五、复合函数求导法则的其他应用

（一）变量替换下方程的变形

多元函数的复合函数求导法则的重要应用在于：作变量替换时，求函数在新变量下的偏导数，有时通过变量替换可将某些偏微分方程（未知函数及其偏导数所满足的方程）化简。

【例8.9】 设 \(u = u(x,y)\) 有二阶连续偏导数，证明：在极坐标变换 \(x = r\cos \theta\)，\(y = r\sin \theta\) 下有

\[\frac {\partial^ {2} u}{\partial x ^ {2}} + \frac {\partial^ {2} u}{\partial y ^ {2}} = \frac {\partial^ {2} u}{\partial r ^ {2}} + \frac {1}{r} \frac {\partial u}{\partial r} + \frac {1}{r ^ {2}} \frac {\partial^ {2} u}{\partial \theta^ {2}}.\]

【证明】 利用复合函数求导公式，有

\[\frac {\partial u}{\partial r} = \frac {\partial u}{\partial x} \frac {\partial x}{\partial r} + \frac {\partial u}{\partial y} \frac {\partial y}{\partial r} = \cos \theta \frac {\partial u}{\partial x} + \sin \theta \frac {\partial u}{\partial y}, \tag {*}\] \[\frac {\partial u}{\partial \theta} = \frac {\partial u}{\partial x} \frac {\partial x}{\partial \theta} + \frac {\partial u}{\partial y} \frac {\partial y}{\partial \theta} = - r \sin \theta \frac {\partial u}{\partial x} + r \cos \theta \frac {\partial u}{\partial y},\] \[\frac {\partial^ {2} u}{\partial r ^ {2}} = \cos \theta \frac {\partial}{\partial r} \left(\frac {\partial u}{\partial x}\right) + \sin \theta \frac {\partial}{\partial r} \left(\frac {\partial u}{\partial y}\right) = \cos^ {2} \theta \frac {\partial^ {2} u}{\partial x ^ {2}} + 2 \sin \theta \cos \theta \frac {\partial^ {2} u}{\partial x \partial y} + \sin^ {2} \theta \frac {\partial^ {2} u}{\partial y ^ {2}},\] \[\frac {\partial^ {2} u}{\partial \theta^ {2}} = - r \sin \theta \frac {\partial}{\partial \theta} \left(\frac {\partial u}{\partial x}\right) + r \cos \theta \frac {\partial}{\partial \theta} \left(\frac {\partial u}{\partial y}\right) - r \cos \theta \frac {\partial u}{\partial x} - r \sin \theta \frac {\partial u}{\partial y}.\]

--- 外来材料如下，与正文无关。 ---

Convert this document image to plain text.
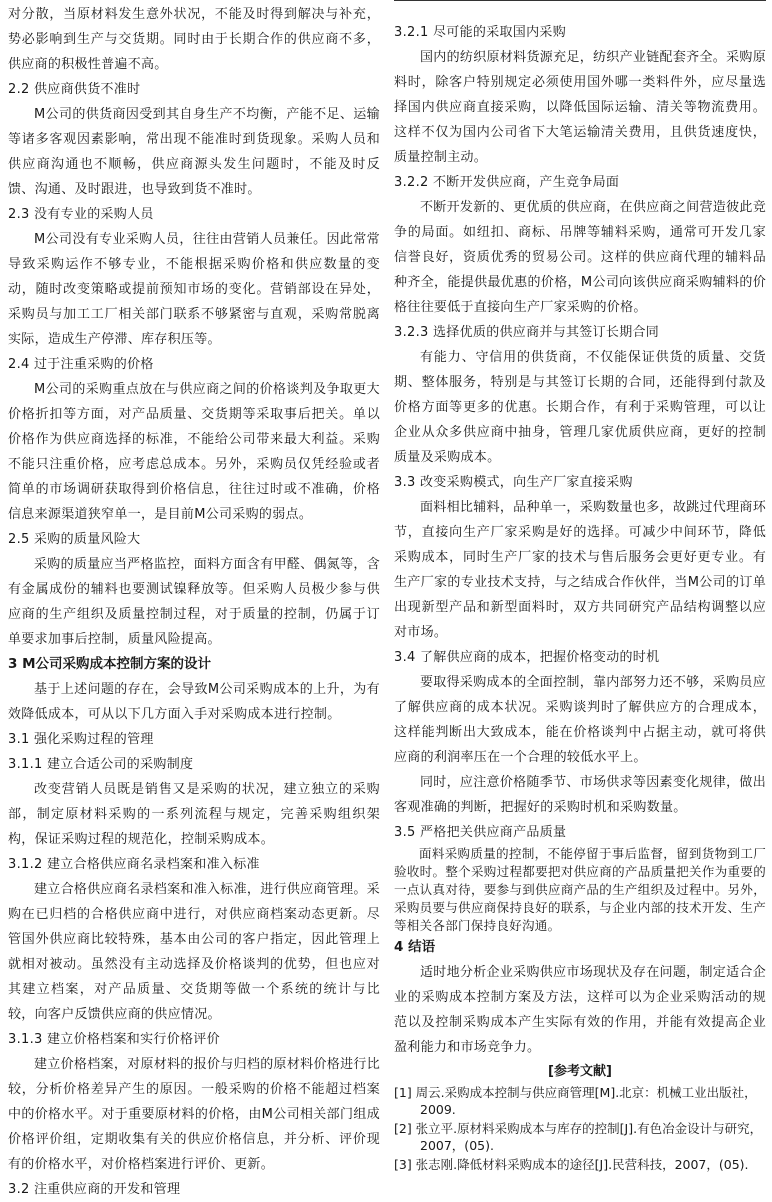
对分散，当原材料发生意外状况，不能及时得到解决与补充，势必影响到生产与交货期。同时由于长期合作的供应商不多，供应商的积极性普遍不高。

2.2 供应商供货不准时

M公司的供货商因受到其自身生产不均衡，产能不足、运输等诸多客观因素影响，常出现不能准时到货现象。采购人员和供应商沟通也不顺畅，供应商源头发生问题时，不能及时反馈、沟通、及时跟进，也导致到货不准时。

2.3 没有专业的采购人员

M公司没有专业采购人员，往往由营销人员兼任。因此常常导致采购运作不够专业，不能根据采购价格和供应数量的变动，随时改变策略或提前预知市场的变化。营销部设在异处，采购员与加工工厂相关部门联系不够紧密与直观，采购常脱离实际，造成生产停滞、库存积压等。

2.4 过于注重采购的价格

M公司的采购重点放在与供应商之间的价格谈判及争取更大价格折扣等方面，对产品质量、交货期等采取事后把关。单以价格作为供应商选择的标准，不能给公司带来最大利益。采购不能只注重价格，应考虑总成本。另外，采购员仅凭经验或者简单的市场调研获取得到价格信息，往往过时或不准确，价格信息来源渠道狭窄单一，是目前M公司采购的弱点。

2.5 采购的质量风险大

采购的质量应当严格监控，面料方面含有甲醛、偶氮等，含有金属成份的辅料也要测试镍释放等。但采购人员极少参与供应商的生产组织及质量控制过程，对于质量的控制，仍属于订单要求加事后控制，质量风险提高。

3 M公司采购成本控制方案的设计

基于上述问题的存在，会导致M公司采购成本的上升，为有效降低成本，可从以下几方面入手对采购成本进行控制。

3.1 强化采购过程的管理
3.1.1 建立合适公司的采购制度

改变营销人员既是销售又是采购的状况，建立独立的采购部，制定原材料采购的一系列流程与规定，完善采购组织架构，保证采购过程的规范化，控制采购成本。

3.1.2 建立合格供应商名录档案和准入标准

建立合格供应商名录档案和准入标准，进行供应商管理。采购在已归档的合格供应商中进行，对供应商档案动态更新。尽管国外供应商比较特殊，基本由公司的客户指定，因此管理上就相对被动。虽然没有主动选择及价格谈判的优势，但也应对其建立档案，对产品质量、交货期等做一个系统的统计与比较，向客户反馈供应商的供应情况。

3.1.3 建立价格档案和实行价格评价

建立价格档案，对原材料的报价与归档的原材料价格进行比较，分析价格差异产生的原因。一般采购的价格不能超过档案中的价格水平。对于重要原材料的价格，由M公司相关部门组成价格评价组，定期收集有关的供应价格信息，并分析、评价现有的价格水平，对价格档案进行评价、更新。

3.2 注重供应商的开发和管理
3.2.1 尽可能的采取国内采购

国内的纺织原材料货源充足，纺织产业链配套齐全。采购原料时，除客户特别规定必须使用国外哪一类料件外，应尽量选择国内供应商直接采购，以降低国际运输、清关等物流费用。这样不仅为国内公司省下大笔运输清关费用，且供货速度快，质量控制主动。

3.2.2 不断开发供应商，产生竞争局面

不断开发新的、更优质的供应商，在供应商之间营造彼此竞争的局面。如纽扣、商标、吊牌等辅料采购，通常可开发几家信誉良好，资质优秀的贸易公司。这样的供应商代理的辅料品种齐全，能提供最优惠的价格，M公司向该供应商采购辅料的价格往往要低于直接向生产厂家采购的价格。

3.2.3 选择优质的供应商并与其签订长期合同

有能力、守信用的供货商，不仅能保证供货的质量、交货期、整体服务，特别是与其签订长期的合同，还能得到付款及价格方面等更多的优惠。长期合作，有利于采购管理，可以让企业从众多供应商中抽身，管理几家优质供应商，更好的控制质量及采购成本。

3.3 改变采购模式，向生产厂家直接采购

面料相比辅料，品种单一，采购数量也多，故跳过代理商环节，直接向生产厂家采购是好的选择。可减少中间环节，降低采购成本，同时生产厂家的技术与售后服务会更好更专业。有生产厂家的专业技术支持，与之结成合作伙伴，当M公司的订单出现新型产品和新型面料时，双方共同研究产品结构调整以应对市场。

3.4 了解供应商的成本，把握价格变动的时机

要取得采购成本的全面控制，靠内部努力还不够，采购员应了解供应商的成本状况。采购谈判时了解供应方的合理成本，这样能判断出大致成本，能在价格谈判中占据主动，就可将供应商的利润率压在一个合理的较低水平上。

同时，应注意价格随季节、市场供求等因素变化规律，做出客观准确的判断，把握好的采购时机和采购数量。

3.5 严格把关供应商产品质量

面料采购质量的控制，不能停留于事后监督，留到货物到工厂验收时。整个采购过程都要把对供应商的产品质量把关作为重要的一点认真对待，要参与到供应商产品的生产组织及过程中。另外，采购员要与供应商保持良好的联系，与企业内部的技术开发、生产等相关各部门保持良好沟通。

4 结语

适时地分析企业采购供应市场现状及存在问题，制定适合企业的采购成本控制方案及方法，这样可以为企业采购活动的规范以及控制采购成本产生实际有效的作用，并能有效提高企业盈利能力和市场竞争力。

[参考文献]
[1] 周云.采购成本控制与供应商管理[M].北京：机械工业出版社，2009.
[2] 张立平.原材料采购成本与库存的控制[J].有色冶金设计与研究，2007，(05).
[3] 张志刚.降低材料采购成本的途径[J].民营科技，2007，(05).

再对 \(\frac{\partial}{\partial\theta}\left(\frac{\partial u}{\partial x}\right)\) 及 \(\frac{\partial}{\partial\theta}\left(\frac{\partial u}{\partial y}\right)\) 用复合函数求导法及（*）式可得

\[\frac {\partial^ {2} u}{\partial \theta^ {2}} = (- r \sin \theta) ^ {2} \frac {\partial^ {2} u}{\partial x ^ {2}} - 2 r ^ {2} \sin \theta \cos \theta \frac {\partial^ {2} u}{\partial x \partial y} + (r \cos \theta) ^ {2} \frac {\partial^ {2} u}{\partial y ^ {2}} - r \frac {\partial u}{\partial r}.\]

于是 \(\frac{\partial^2u}{\partial r^2} +\frac{1}{r^2}\frac{\partial^2u}{\partial\theta^2} = \frac{\partial^2u}{\partial x^2} +\frac{\partial^2u}{\partial y^2} -\frac{1}{r}\frac{\partial u}{\partial r},\) 即 \(\frac{\partial^2u}{\partial x^2} +\frac{\partial^2u}{\partial y^2} = \frac{\partial^2u}{\partial r^2} +\frac{1}{r}\frac{\partial u}{\partial r} +\frac{1}{r^2}\frac{\partial^2u}{\partial\theta^2}.\)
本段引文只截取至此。